Emir’ul- Müminin Hz. Ali (a.s)’ın Durumunun Hz. Harun (a.s)’ın Durumuna Benzemesi
Resulullah (s.a.a)’in vefatlarından sonra ashap Peygamberin ağzından defalarca, -açıkça veya kinaye olarak- kendisinden sonra Hz. Ali (a.s)’ın halife olduğunu duymalarına rağmen O’nu yalnız bıraktılar. Kimi heva ve heveslerine uyarak, kimi makam sevgisi, kimisi de Ben-i Haşim’e olan düşmanlığından dolayı Hz. Ali’den yüz çevirdiler. Ayrıca Hz. Ali (a.s)’a karşı şahsi haset, kin ve buğz duyan bir grup da O’nun aleyhine özel bir örgüt kurmuştu. Gazali “Sırr’ul- Alemin” kitabının 4. makalesinde bu konuya değinerek açıkça şöyle diyor: “Hakka sırt çevirip cahiliyye devrine döndüler”88
Bu yönden Hz. Harun (a.s) ile Hz. Ali (a.s)’ın durumları arasında tam bir benzerlik vardır. Sizin kendi araştırmacı alim ve tarihçilerinizden Diyneveri diye tanınan kadı Ebu Muhammed Abdullah bin Müslim bin Kutaybe-i Bahili ed- Diyneveri “el-imamet ve’s- Siyaset” adlı eserinin 1. cildinin 14. sayfasında Sakife olayını genişçe yazdıktan sonra şöyle diyor: “Ali’nin evini ateşe verip O’nu baskı ve tehditle camiye götürerek; “Biat et yoksa boynunu vururuz” dediler. Hz. Ali de kendisini Hz. Peygamber’in kabrine ulaştırdı. Orada Hz. Harun’un Hz. Musa’ya söylediği sözleri söyledi. Allah-u Teala bu sözleri Kur’an’da zikretmiştir:
“Bu topluluk beni zayıflattı (aciz bıraktı) ve neredeyse beni öldürüyorlardı da!”
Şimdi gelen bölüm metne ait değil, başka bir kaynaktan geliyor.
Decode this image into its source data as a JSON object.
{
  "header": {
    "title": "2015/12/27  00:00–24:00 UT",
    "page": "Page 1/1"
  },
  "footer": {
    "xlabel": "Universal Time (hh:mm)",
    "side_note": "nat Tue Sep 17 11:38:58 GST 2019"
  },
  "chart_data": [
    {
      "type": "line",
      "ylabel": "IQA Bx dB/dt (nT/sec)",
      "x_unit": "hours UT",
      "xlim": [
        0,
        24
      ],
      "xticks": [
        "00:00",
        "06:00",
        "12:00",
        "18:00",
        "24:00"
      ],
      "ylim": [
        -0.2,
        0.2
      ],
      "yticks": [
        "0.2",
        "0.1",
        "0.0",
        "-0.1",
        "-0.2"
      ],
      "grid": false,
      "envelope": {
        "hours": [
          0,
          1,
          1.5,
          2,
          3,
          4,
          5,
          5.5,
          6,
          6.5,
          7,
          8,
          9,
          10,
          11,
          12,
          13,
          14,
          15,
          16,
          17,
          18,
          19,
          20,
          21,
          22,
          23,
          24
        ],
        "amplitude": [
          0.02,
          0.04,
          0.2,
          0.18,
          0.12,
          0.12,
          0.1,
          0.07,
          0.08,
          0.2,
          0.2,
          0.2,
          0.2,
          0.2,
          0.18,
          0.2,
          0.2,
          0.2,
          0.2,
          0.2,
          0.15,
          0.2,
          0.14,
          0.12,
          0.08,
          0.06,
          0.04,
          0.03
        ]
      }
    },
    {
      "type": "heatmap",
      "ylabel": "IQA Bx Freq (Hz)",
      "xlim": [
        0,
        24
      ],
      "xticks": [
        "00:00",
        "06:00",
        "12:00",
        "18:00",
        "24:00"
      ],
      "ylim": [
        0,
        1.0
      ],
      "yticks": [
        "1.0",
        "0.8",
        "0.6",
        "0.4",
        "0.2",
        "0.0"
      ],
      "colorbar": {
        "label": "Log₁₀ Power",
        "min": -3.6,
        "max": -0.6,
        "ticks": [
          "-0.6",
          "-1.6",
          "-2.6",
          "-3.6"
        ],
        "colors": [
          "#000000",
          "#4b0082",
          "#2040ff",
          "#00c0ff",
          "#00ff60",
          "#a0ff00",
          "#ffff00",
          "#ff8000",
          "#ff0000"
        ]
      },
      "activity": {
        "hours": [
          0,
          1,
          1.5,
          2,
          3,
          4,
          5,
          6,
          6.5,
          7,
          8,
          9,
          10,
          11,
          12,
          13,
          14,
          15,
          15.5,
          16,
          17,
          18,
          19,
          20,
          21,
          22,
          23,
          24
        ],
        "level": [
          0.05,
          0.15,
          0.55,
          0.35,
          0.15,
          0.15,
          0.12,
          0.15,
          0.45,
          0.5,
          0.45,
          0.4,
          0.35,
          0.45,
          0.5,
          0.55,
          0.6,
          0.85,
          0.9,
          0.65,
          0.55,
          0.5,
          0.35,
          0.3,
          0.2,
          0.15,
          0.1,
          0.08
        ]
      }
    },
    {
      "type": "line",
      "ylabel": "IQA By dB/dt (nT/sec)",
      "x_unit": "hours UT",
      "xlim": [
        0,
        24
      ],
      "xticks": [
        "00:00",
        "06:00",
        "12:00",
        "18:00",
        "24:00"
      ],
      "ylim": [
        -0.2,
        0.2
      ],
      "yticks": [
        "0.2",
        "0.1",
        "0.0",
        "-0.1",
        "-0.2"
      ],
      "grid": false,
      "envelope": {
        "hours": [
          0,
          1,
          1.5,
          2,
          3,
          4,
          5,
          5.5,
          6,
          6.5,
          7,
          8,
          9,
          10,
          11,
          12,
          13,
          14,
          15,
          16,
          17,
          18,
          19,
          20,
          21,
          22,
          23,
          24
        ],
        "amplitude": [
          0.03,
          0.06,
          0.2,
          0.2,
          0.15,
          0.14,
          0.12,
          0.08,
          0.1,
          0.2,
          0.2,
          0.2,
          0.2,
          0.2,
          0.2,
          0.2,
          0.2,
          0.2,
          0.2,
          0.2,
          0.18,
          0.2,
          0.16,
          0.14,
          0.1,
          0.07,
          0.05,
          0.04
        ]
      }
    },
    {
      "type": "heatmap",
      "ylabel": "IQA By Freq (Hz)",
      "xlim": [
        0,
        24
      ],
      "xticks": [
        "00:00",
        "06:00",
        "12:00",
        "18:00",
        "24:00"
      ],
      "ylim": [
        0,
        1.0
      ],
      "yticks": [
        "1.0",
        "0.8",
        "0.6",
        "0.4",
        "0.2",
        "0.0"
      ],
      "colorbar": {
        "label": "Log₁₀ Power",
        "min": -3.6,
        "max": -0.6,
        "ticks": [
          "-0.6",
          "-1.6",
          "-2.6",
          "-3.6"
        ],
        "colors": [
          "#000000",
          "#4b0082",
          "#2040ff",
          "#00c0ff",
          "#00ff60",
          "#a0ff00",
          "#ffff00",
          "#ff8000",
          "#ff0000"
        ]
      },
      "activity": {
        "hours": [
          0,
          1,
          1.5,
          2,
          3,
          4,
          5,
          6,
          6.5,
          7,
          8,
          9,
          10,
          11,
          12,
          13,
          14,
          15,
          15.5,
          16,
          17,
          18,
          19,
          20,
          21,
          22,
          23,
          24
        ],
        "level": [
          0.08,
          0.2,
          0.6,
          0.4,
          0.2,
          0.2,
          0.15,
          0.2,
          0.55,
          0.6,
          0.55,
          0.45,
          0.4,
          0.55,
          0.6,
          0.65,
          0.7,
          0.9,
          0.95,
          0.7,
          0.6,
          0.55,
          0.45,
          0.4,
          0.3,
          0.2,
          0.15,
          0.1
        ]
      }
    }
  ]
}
Hz. Peygamber (s.a.a), Hz. Ali’yi Hz. Harun’a benzetmekle sanki ümmetine şunu anlatmak istiyordu: Hz. Musa’nın yokluğunda Beniisrail’in Harun’a yaptığını, benim vefatımdan sonra da siz Ali’ye yapacaksınız.
Bu bakımdan Hz. Ali (a.s) bu manayı ispatlamak için ümmetin baskısını ve oyunbazların siyasetlerini görünce -ki onu öldürmeye kadar ileri gittiler- Hz. Peygamber’in mübarek kabrinin yanına gitti. Orada Harun’un Hz. Musa’ya söylediği, Allah Teala’nın da Kuran’da ayet olarak nazil ettiği sözleri söyledi.
(Mecliste olanlar büyük bir şaşkınlıkla bir süre sessizlik içinde kaldılar.)
Nevvab: Kıble sahip (alicenap)! Eğer Ali bin Ebi Talib (k.v) halife idiyse, neden Hz. Peygamber O’nu açıkça halife olarak tanıtmıyor da, amacını işaret ve kinayelerle buyuruyor! Eğer açıkça “Ali benim halifemdir” diye buyursaydı, kimsenin kuşkusu kalmazdı.
Davetçi: Daha önce arz etmiştim, Resul-u Ekrem (s.a.a) hakikati iki şekilde beyan buyurmuştur. Halifeliği açıkça beyan eden hadisler, sizin birçok muteber (güvenilir) kitaplarınızda nakledilmiştir. Ama kinayenin letafetliği sarahatten (açıklıktan) daha fazladır. Edebiyatçılar diyorlar ki: “Kinaye, insanın maksadını sarahatten daha iyi ulaştırır.” Kinayede bir dünya mana yatmaktadır.
Nevvab: Gerçeğin ortaya çıkması için, bizim alimlerin kitaplarında halifeliği açıkça ispat eden hadisleri -şu anda aklınızda varsa- söyleyebilir misiniz.? Çünkü bize, halifeliği açıkça anlatan hiçbir hadisin olmadığını defalarca söylediler.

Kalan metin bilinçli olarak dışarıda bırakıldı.